Imagemaker talks to The Societies’ CEO Phil Jones and his director wife
Juliet about the past, the present and the future of this thriving family
business:
“When Phil took over the SWPP ten years ago I asked him what he really wanted to
achieve. He said: ‘A better standard of photography worldwide’. I hope
some may think that has been achieved” – Juliet Jones
Perhaps it’s all about DNA.
Who gets to inherit the photo-gene? Is it really in the blood?
Phil Jones’s father was a photographer – so his next in line was born into the
profession.
“I was brought up with back garden washing lines almost permanently resplendent
with black and white prints wafting in the breeze” Phil tells Imagemaker. “My
bedroom was next door to my dad’s makeshift darkroom, complete with mandatory
red light outside and an all-pervading, yet strangely intoxicating smell of
fixer.
Take me into a D&P shop today and it’s pure nostalgia; the chemical ‘fragrance’
is always reminiscent of my childhood.”
Phil studied photography at Birkenhead College before landing a job in photo-sales in London.
“Acquiring sales experience was an important factor in my career” he explains. “So when I became a professional photographer it meant I already had grounding in sales. A number of photographers founder today because, despite creative ability, they have inadequate business acumen.”
Phil worked for his father before launching his own ‘Pictures Galore’ business focussing on weddings, family portraiture and picture framing.
But tough economic times in the early Nineties linked to ongoing battles with
high rents and rates forced him to generate extra income as a medical
photographer at a north Wales hospital.
“I did this for four years and from a photographic perspective it was the most
interesting job I ever had” he notes. “It was a real challenge.
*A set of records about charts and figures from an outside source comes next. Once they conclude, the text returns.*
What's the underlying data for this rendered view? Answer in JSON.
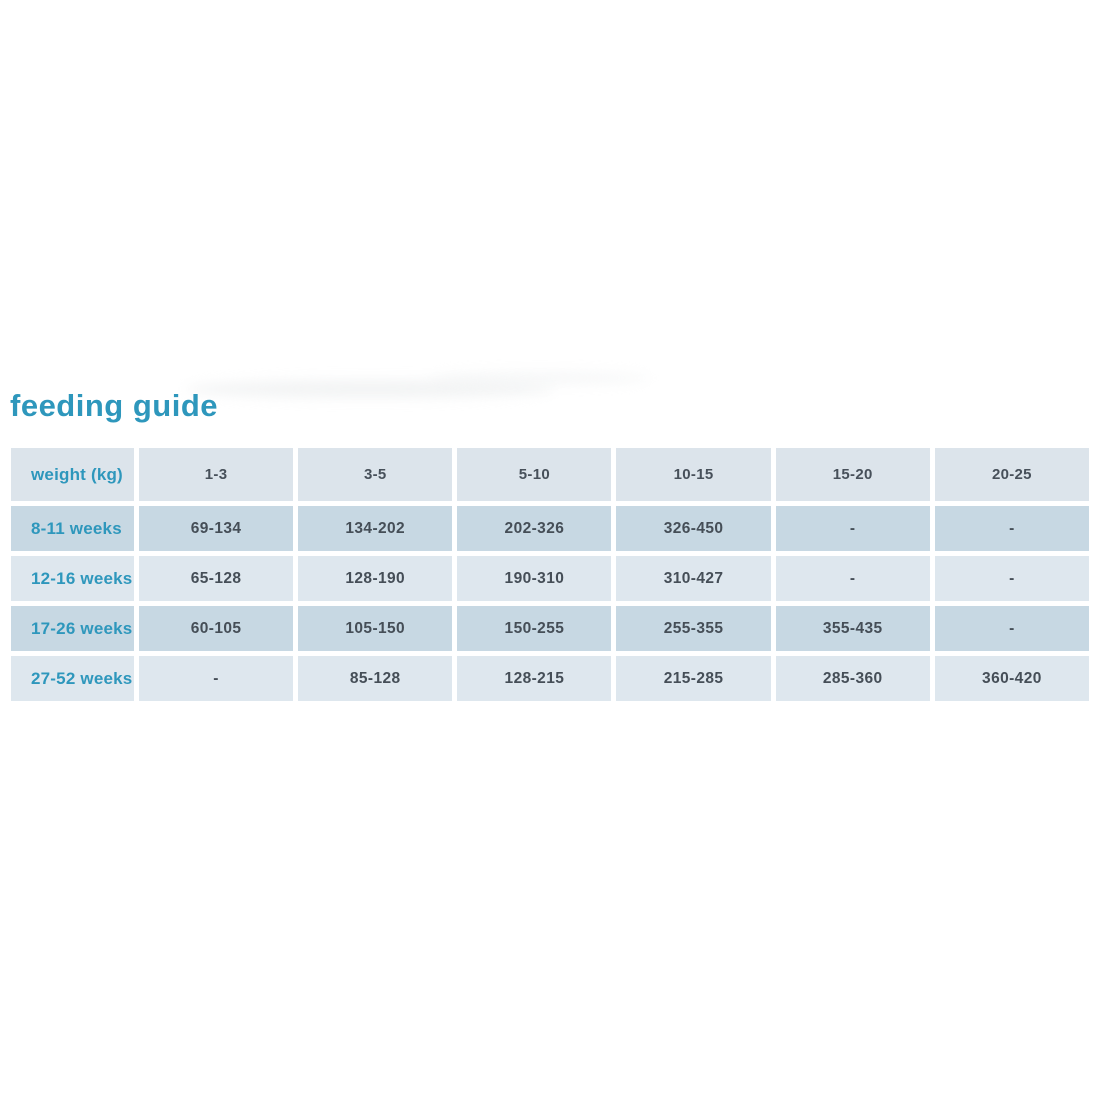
{
  "page": {
    "title": "feeding guide"
  },
  "colors": {
    "accent_teal": "#2e97bc",
    "header_bg": "#dce4eb",
    "row_dark_bg": "#c7d8e3",
    "row_light_bg": "#dee7ee",
    "value_text": "#454e57",
    "background": "#ffffff"
  },
  "table": {
    "header": {
      "row_label": "weight (kg)",
      "columns": [
        "1-3",
        "3-5",
        "5-10",
        "10-15",
        "15-20",
        "20-25"
      ]
    },
    "rows": [
      {
        "label": "8-11 weeks",
        "values": [
          "69-134",
          "134-202",
          "202-326",
          "326-450",
          "-",
          "-"
        ]
      },
      {
        "label": "12-16 weeks",
        "values": [
          "65-128",
          "128-190",
          "190-310",
          "310-427",
          "-",
          "-"
        ]
      },
      {
        "label": "17-26 weeks",
        "values": [
          "60-105",
          "105-150",
          "150-255",
          "255-355",
          "355-435",
          "-"
        ]
      },
      {
        "label": "27-52 weeks",
        "values": [
          "-",
          "85-128",
          "128-215",
          "215-285",
          "285-360",
          "360-420"
        ]
      }
    ]
  }
}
Surgeons would
use my images and videography in lectures to medical students. Plus, it was
quite an adrenalin rush to know that hundreds of medical experts from across the
globe were going to turn up for their ‘best practice’ seminar conventions at
which all the videography was my responsibility. In addition my work was often
used as pictorial evidence in litigation cases.”
Then he joined the Master Photographers Association (MPA), the
SWPP and The
Guild of Wedding Photographers. “I was keen to improve my own work, make my
images more saleable” he recalls. “I had become a regional chairman at the MPA
and I had started going to the annual conventions of the Wedding and Portrait
Photographers International (WPPI) in the States. Those trips proved to be a
turning point in my career.
At these events I became close friends with photo-heroes like Monte Zucker – and
I always came back to the UK inspired.”
And it was a chance meeting at a WPPI event that led to Phil taking over the SWPP.
“I heard that the SWPP owner Derek Avery might be interested in selling the
organisation and I let it be known that I might be a buyer”, he says. “I didn’t
have much money in 1999 but we shook hands on a deal that enabled me to pay over
a few years.”
When Phil took over the SWPP membership stood at 256. A decade later the
organisation, now named The Societies (incorporating the SWPP) has close to
7,000 members - 1500 of them internationally based – with an average of 6 new
members joining every day.
Says Phil: “When I took the reins I knew we had to rebrand, create a
professionally produced and meaningful magazine and develop a world-class
seminar programme. I had to increase members and then make sure they stayed.”
Today the Rhyl-based business runs Europe’s largest annual photographic
convention – which in January 2010 will boast 150 seminar speakers from across
the globe, including ‘international imaging heavyweights’ Jerry Ghionis, Kevin
Kubota, Charlie Waite, Mark Cleghorn and Trevor and Faye Yerbury.
In addition a groundbreaking 250 trade exhibitors, will be showcasing goods and
services at the Novotel, Hammersmith.